Numonyx NOR and chip->mutex bug?

Tue Jan 25 13:14:39 EST 2011

Greetings All.

I've been working on a 2.6.35.7-based ARM kernel for the Gumstix VerdexPro-XL6P hardware. (Our software; their hardware.) Previous boards had a Numonyx 256Mbit NOR flash marked 2003. The latest batch has an F in the part number (indicating a change from 130nm to 65nm) and a 2008 copyright. (The part is a 256PF30TF).

With this new part I'm seeing MTD errors that I think I've traced to cfi_cmdset_0001.c that I'd like to ask about.

The error manifests when I write hard to a UBIFS file system on this NOR flash. What I see is a "NOR Flash: buffer write error" and then either "(block locked)" or "(Bad VPP)"

Through a lot of tracing (which I can describe if anyone cares) I've determined that the problem is that while waiting for the write-completion command to finish the part mysteriously goes back into array mode. (The variations in the error message above stem from array data being seen as status bits.)

But how could that happen given the use of the chip->mutex?
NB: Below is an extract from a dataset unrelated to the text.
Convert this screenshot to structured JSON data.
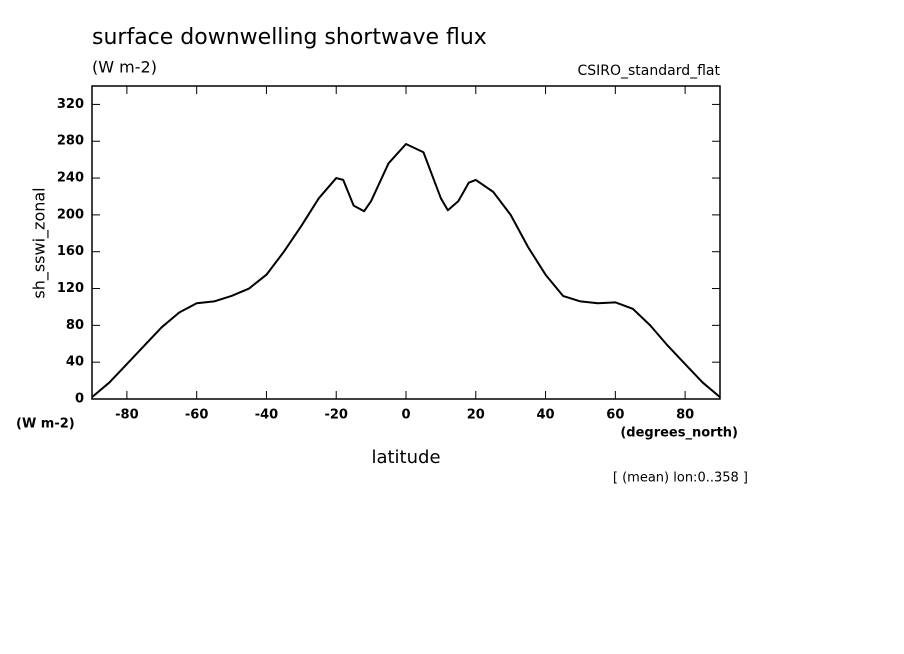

I think the answer is that the chip->mutex code is broken.

The (non-XIP) wait function inval_cache_and_wait_for_operation() that waits for completion of the buffer program confirm command has several places where it drops and then retakes the chip->mutex. While dropped it does various cache-flush, msleep(), cond_reshed(), and schedule() calls. Exactly which of these it calls depends on the absolute length of the operation underway.

Interestingly, this new FLASH part has a write buffer of 512 words while the previous part was 32 words. Thus the write times (and time outs) have also increased by a similar x16 factor. I think this is why this has not been seen before.
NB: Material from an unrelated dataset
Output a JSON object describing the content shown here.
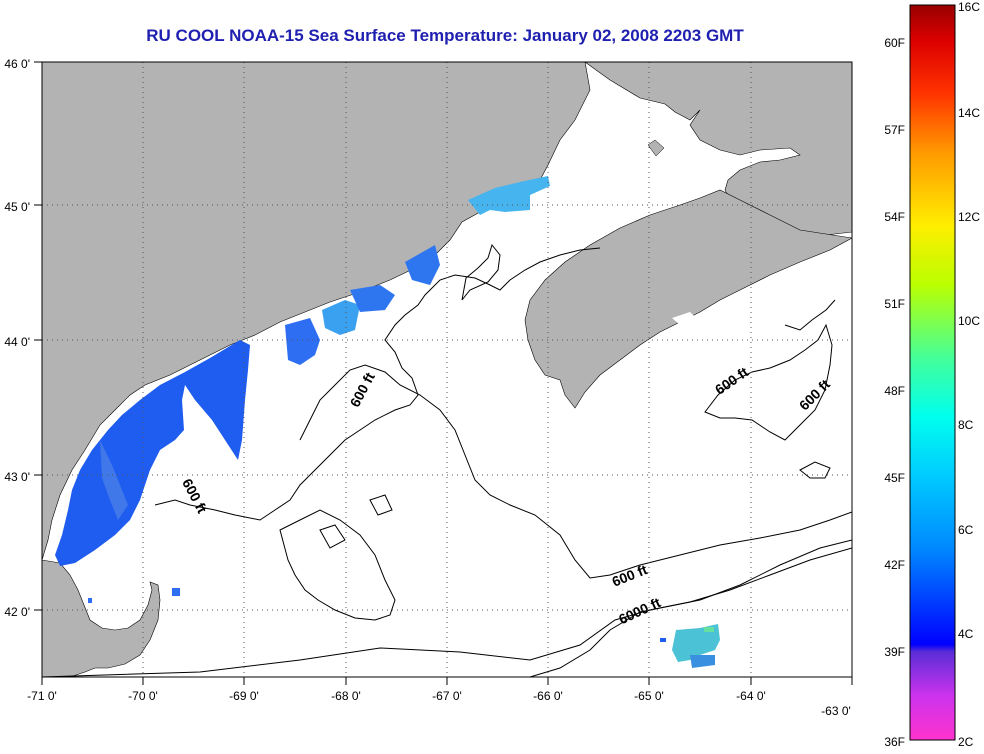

I also think UBI is important in seeing the problem. If I just flash_erase and dd into an MTD partition it works fine. But those programs are single-threaded where improper mutex use won't matter. By contrast, UBI is heavily multi-threaded.

But my confusion is how can dropping that mutex ever be correct? Isn't its purpose to prevent other threads from calling down into the MTD code for the same devices while a lengthy operation is underway? How can it ever be correct to then allow such concurrency in the middle of the operation?

If I comment out all of those unlock/lock calls on chip->mutex in inval_cache_and_wait_for_operation() all the errors vanish. In fact, everything seems to work fine though I'm not doing suspend/resume.

Am I wildly confused in all this? When is dropping the chip->mutex while waiting for lengthy commands needed? Scheduling while holding a spinlock is bad, but we're not dealing with a spinlock but rather a mutex.

Input welcome.

-Mike Cashwell